I can’t decide if this is good or bad. It’s so sweet it’s sickening – full of fuzzy-wuzzy feel-good Christianese. Lots of hope and encouragement, thankfulness and Good News, laced with out-of-context verses from Psalms and Isaiah. This chapter reminds me of “I’d like to teach the world to sing, In perfect harmony…” (For once, I’ll spare you the link; I’m sure everyone knows this song.)
Near the end of the chapter, Paul changes his tone and gets all newsy, talking about his missionary work and travel plans. He mentions taking donations to the believers in Jerusalem (v 27). And then there’s a syrupy close-off in v 30-33, full of prayers and blessings. If you read these verses in a modern translation, they could just as easily have been written by any missionary or church outreach worker today. Truly nothing changes….

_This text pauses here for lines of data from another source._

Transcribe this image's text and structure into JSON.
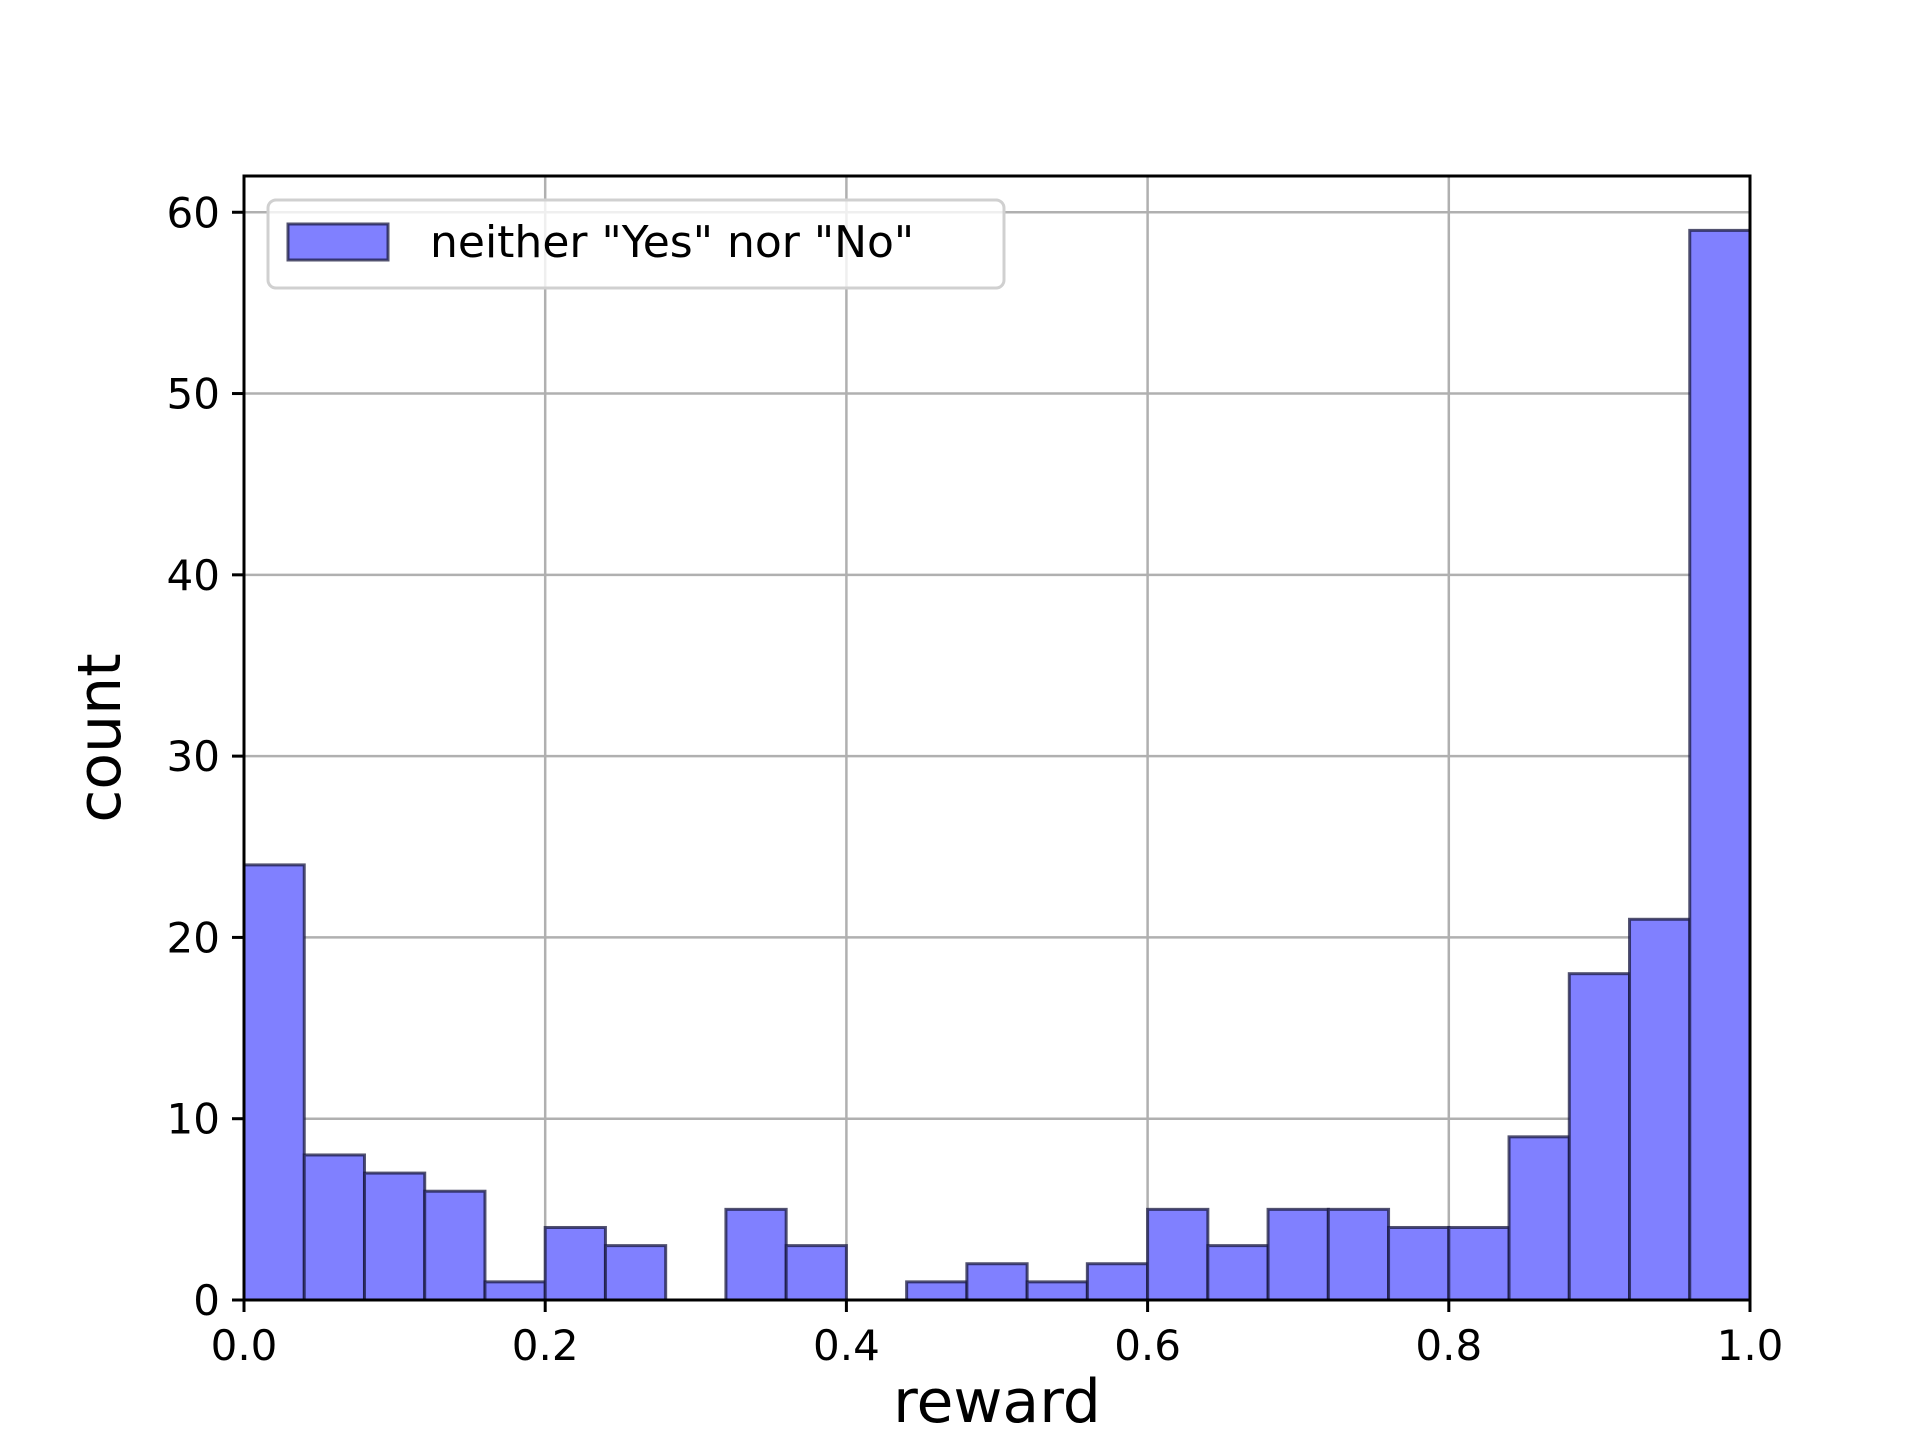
{
  "chart_data": {
    "type": "bar",
    "title": "",
    "xlabel": "reward",
    "ylabel": "count",
    "xlim": [
      0.0,
      1.0
    ],
    "ylim": [
      0,
      62
    ],
    "x_ticks": [
      "0.0",
      "0.2",
      "0.4",
      "0.6",
      "0.8",
      "1.0"
    ],
    "y_ticks": [
      "0",
      "10",
      "20",
      "30",
      "40",
      "50",
      "60"
    ],
    "grid": true,
    "legend_position": "top-left",
    "bin_width": 0.04,
    "bins": [
      0.0,
      0.04,
      0.08,
      0.12,
      0.16,
      0.2,
      0.24,
      0.28,
      0.32,
      0.36,
      0.4,
      0.44,
      0.48,
      0.52,
      0.56,
      0.6,
      0.64,
      0.68,
      0.72,
      0.76,
      0.8,
      0.84,
      0.88,
      0.92,
      0.96
    ],
    "series": [
      {
        "name": "neither \"Yes\" nor \"No\"",
        "color": "#8080ff",
        "edge_color": "#1a1a40",
        "values": [
          24,
          8,
          7,
          6,
          1,
          4,
          3,
          0,
          5,
          3,
          0,
          1,
          2,
          1,
          2,
          5,
          3,
          5,
          5,
          4,
          4,
          9,
          18,
          21,
          59
        ]
      }
    ]
  }
}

The Good: Well, we begin with a female church worker; that has to be a good thing. It’s not clear who Phebe was, though; some translations refer to her as a deaconess, others merely as a servant, which could be anything. Ditto with Priscilla and Aquila in v 3 – helpers? Co-workers? Well, it’s a start.
The Bad: According to a note in the SAB, v 7 has been problematic. It implies that Junia (a woman’s name) was an apostle. But there is no mention of a female apostle in the Gospels. Scholar Bart Ehrmann claims that some translators changed the name to Junias to disguise this conflict, but the 3 translations I am looking at (including the KJV) all use Junia. So either there was a female apostle, and her name was omitted from the gospels, or this is just another contradiction in the bible… a mess either way, but what else is new. Then on and on with the name-dropping…. Zzzzz.
The Ugly: Paul’s final instructions in v 17-18, include the following: “Watch out for people who cause divisions and upset people’s faith by teaching things contrary to what you have been taught. Stay away from them.” These verses are used by some churches (notably JW’s) to justify shunning or disfellowshipping people who leave the flock. They are also used to shut down critical thinking, discouraging people from outside reading or prohibiting them from even listening to outside opinions.